Our Opinion: 2021

Buy British

Britain’s third-quarter GDP figures disappointed. The economy grew by 1.3% between July and September, a sharp deceleration from the 5.5% rise in the second quarter and worse than forecast. Supply chain problems and weak business investment played a role, while the July and August “pingdemic’ held the economy flat before a bounce in September.

GDP is still 2.1% below pre-pandemic levels, worse than most other advanced economies. The recovery is still ticking along. But with headwinds from rising taxes and energy costs, a period of sluggish growth until the middle of 2022 is in prospect.

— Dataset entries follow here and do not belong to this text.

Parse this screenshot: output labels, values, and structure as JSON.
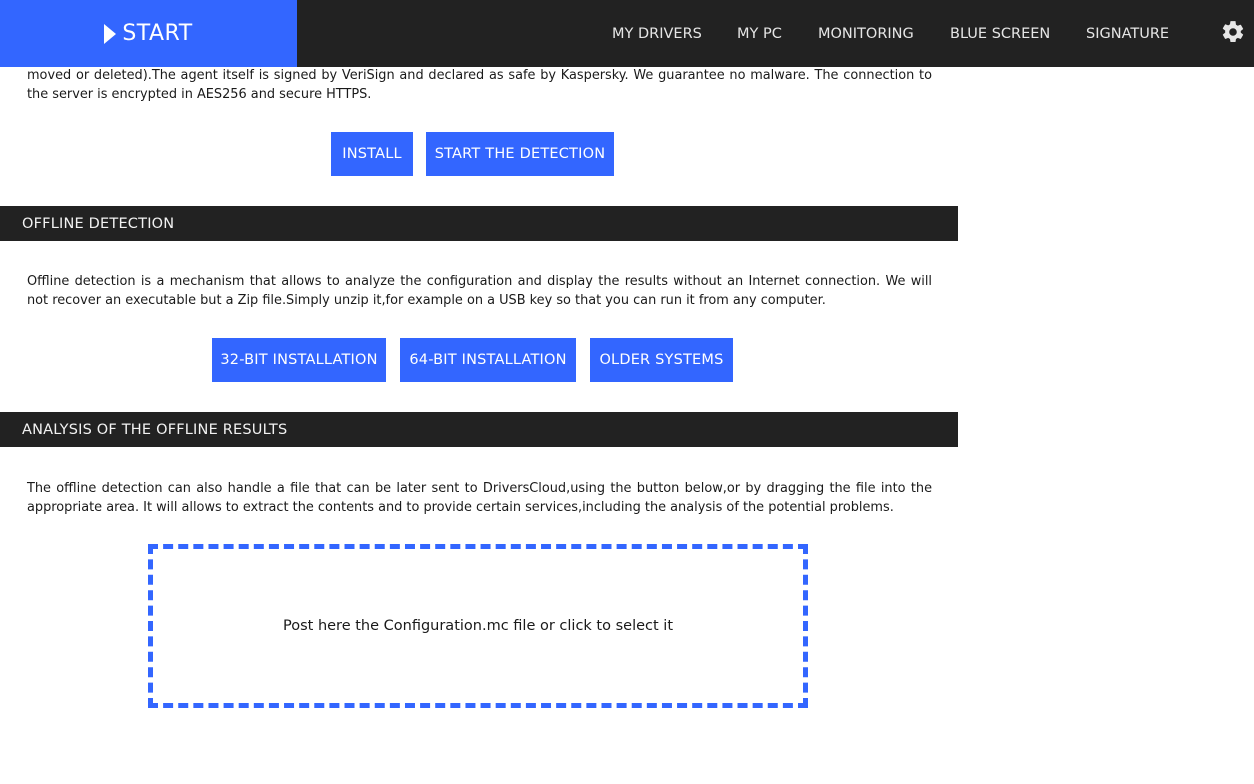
{
  "topbar": {
    "start_label": "START",
    "nav": [
      {
        "label": "MY DRIVERS"
      },
      {
        "label": "MY PC"
      },
      {
        "label": "MONITORING"
      },
      {
        "label": "BLUE SCREEN"
      },
      {
        "label": "SIGNATURE"
      }
    ],
    "settings_icon": "gear-icon"
  },
  "online": {
    "text": "moved or deleted).The agent itself is signed by VeriSign and declared as safe by Kaspersky. We guarantee no malware. The connection to the server is encrypted in AES256 and secure HTTPS.",
    "install_label": "INSTALL",
    "start_detection_label": "START THE DETECTION"
  },
  "offline": {
    "title": "OFFLINE DETECTION",
    "text": "Offline detection is a mechanism that allows to analyze the configuration and display the results without an Internet connection. We will not recover an executable but a Zip file.Simply unzip it,for example on a USB key so that you can run it from any computer.",
    "btn_32": "32-BIT INSTALLATION",
    "btn_64": "64-BIT INSTALLATION",
    "btn_older": "OLDER SYSTEMS"
  },
  "analysis": {
    "title": "ANALYSIS OF THE OFFLINE RESULTS",
    "text": "The offline detection can also handle a file that can be later sent to DriversCloud,using the button below,or by dragging the file into the appropriate area. It will allows to extract the contents and to provide certain services,including the analysis of the potential problems.",
    "dropzone_label": "Post here the Configuration.mc file or click to select it"
  },
  "colors": {
    "accent": "#3366ff",
    "bar": "#222222"
  }
}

Things are looking brighter for the FTSE 100. JPMorgan’s analysts have been bearish on Britain in recent years but recently shifted their guidance, telling clients to buy “near-record cheap” British shares. The FTSE 100 could do with a break. London stocks have underperformed the global average every year since 2015. The index has gained 11.5% so far this year, compared with a 27% rally on Wall Street or the 28% gain of France’s CAC 40. Few global investors are excited by London’s stodgy banks and oil companies. Brexit uncertainty and last year’s dividend cuts haven’t helped.

After such a poor run, the MSCI UK index trades on a forward price/earnings (p/e) ratio of just 12, substantially cheaper than a rating of 16 in the eurozone or 22 in America. Overheated global equity markets will run out of steam at some point. When they do there is much less potential downside for British shares than for those elsewhere.

JPMorgan, Barclays and Credit Suisse are more negative on the more domestically- focused FTSE 250 and small caps. The investment banks like British blue chips more than the British economy. About 80% of FTSE 100 revenues come from overseas, while a weakening pound also flatters overseas earnings in sterling terms.

Dividend payouts have rebounded after last year’s disappointments. Attractive company dividends are one of the defining characteristics of the UK stock-market. UK plc is poised to offer an income of some 3.5% over the next 12 months. Try getting that from a savings account.

International investors may finally be deciding that the FTSE’s weaknesses are in the price. Equity bulls looking for a cheap stocking filler for Christmas are betting on Britain.